Ready, steady, play!

Andrew Wood of ESP Play discusses the importance for the physical and mental health of children of planning inclusive and high quality playgrounds

Ensuring equitable access to inclusive and high quality play spaces is crucial for nurturing healthy, resilient communities.

Sadly, the provision of play facilities is sometimes treated as a box-ticking exercise and this can have long-term negative ramifications for children and the communities in which they live.

Research commissioned by ESP Play shows profound disparities in local authority playground investment and access from region to region and from town to town. This is potentially damaging for many children as it hinders their development and exacerbates inequalities.

Professor Helen Dodd, trustee of Play England and leading child psychologist, said: “Play is essential to a happy, healthy childhood. Having time and space to play gives children the opportunity to express themselves, to explore, to be physically active, to take risks and to have freedom to choose what they want to do.”

She added: “Children who spend more time playing, especially outdoors and adventurously, have better mental health and are more physically active.”

“Children’s play opportunities are affected by the environments around them, with some environments facilitating active, adventurous, engaged play, and others discouraging play. It is therefore really important that children have access to places that support their play such as playgrounds.”

With all the research showing how important access to outdoor play is, it’s vitally important that architects and developers invest in the right space and equipment to provide the best long-term outcomes for children and communities.

Playground design has evolved considerably over the past 30 years. The innovation and improvement that we see now has only come through detailed research and by listening to children and observing them at play. Continuous research into play benefits and child development is integral to best practice and is a fundamental cornerstone of the best approach to play area design.

By providing children with a place to play, society is actively encouraging children to develop and grow, while allowing them to have fun.

A well-designed and well-equipped playground not only allows children to participate in high quality physical activity, but also encourages them to learn while they play. Outdoor play helps promote physical activity, excitement, social skills and positive behavioural changes, while promoting multi-sensory engagement.

It is also important to note that, with thousands of children throughout the UK having physical disabilities or special educational needs, it’s vital that there is better access to accessible play.

Inclusive play designs include products and equipment which allow children of all abilities to get involved on the playground. Inclusive play equipment offers choice and challenge, enabling children to play, laugh and learn together.

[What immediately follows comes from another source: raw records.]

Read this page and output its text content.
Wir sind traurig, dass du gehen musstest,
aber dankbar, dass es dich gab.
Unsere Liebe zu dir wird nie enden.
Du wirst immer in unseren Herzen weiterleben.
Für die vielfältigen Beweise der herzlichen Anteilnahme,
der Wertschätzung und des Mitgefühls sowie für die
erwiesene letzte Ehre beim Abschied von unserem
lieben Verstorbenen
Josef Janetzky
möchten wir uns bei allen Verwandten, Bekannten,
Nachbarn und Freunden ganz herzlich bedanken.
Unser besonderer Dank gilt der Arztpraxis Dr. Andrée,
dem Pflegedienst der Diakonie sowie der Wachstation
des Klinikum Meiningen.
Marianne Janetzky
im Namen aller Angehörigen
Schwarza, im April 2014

Playground designers should be dedicated to inclusive play, and strive to make all playgrounds inclusive to all children, regardless of ability, age, and gender. Children with restricted movement should not be left out of any playground.

However, some are denied the opportunity to play because the design of the playground or the equipment on offer creates a barrier for them. Children who use a wheelchair, for example, may face accessibility issues, whereas autistic pupils might find busy spaces overbearing. A truly inclusive playground would ensure that all children could participate in outdoor play.

The first thing to consider when looking at playground accessibility is whether children can get into and move around the space with ease. For this, pathways need to be wide enough to accommodate wheelchairs, be smooth and have gentle inclines to raised areas.

Not only should pathways enable children to get in and move around with ease, they should also help children in wheelchairs and those who have difficulty walking get directly to any of the equipment. Ideally, when creating the playground, you should locate popular equipment near the playground entrance or close to any pathway.

Another important consideration is playground surfacing. Some surfacing materials make it much easier for wheelchair users to move around on while others provide safer surfaces to fall on. Make sure you use the most appropriate surface for each area of your playground.

When designing playgrounds with inclusivity in mind there are six elements that need to be considered:

  • movement: helps children to be aware of their joints and muscles;
  • balance: contributes to physiological symmetry;
  • smell: contributes to the enjoyment by enhancing social activities;
  • touch: helps children learn the differences in texture, traction and pressure;
  • sound: helps cognitive progression by developing the ability to process;
  • sight: aids and develops the visual sense allowing children to get the most out of their surroundings.

If designers are using these elements to inform their design strategy, then they are able to optimise all of the space and budget, in order to give the best outcomes for the children and the communities in which we all live.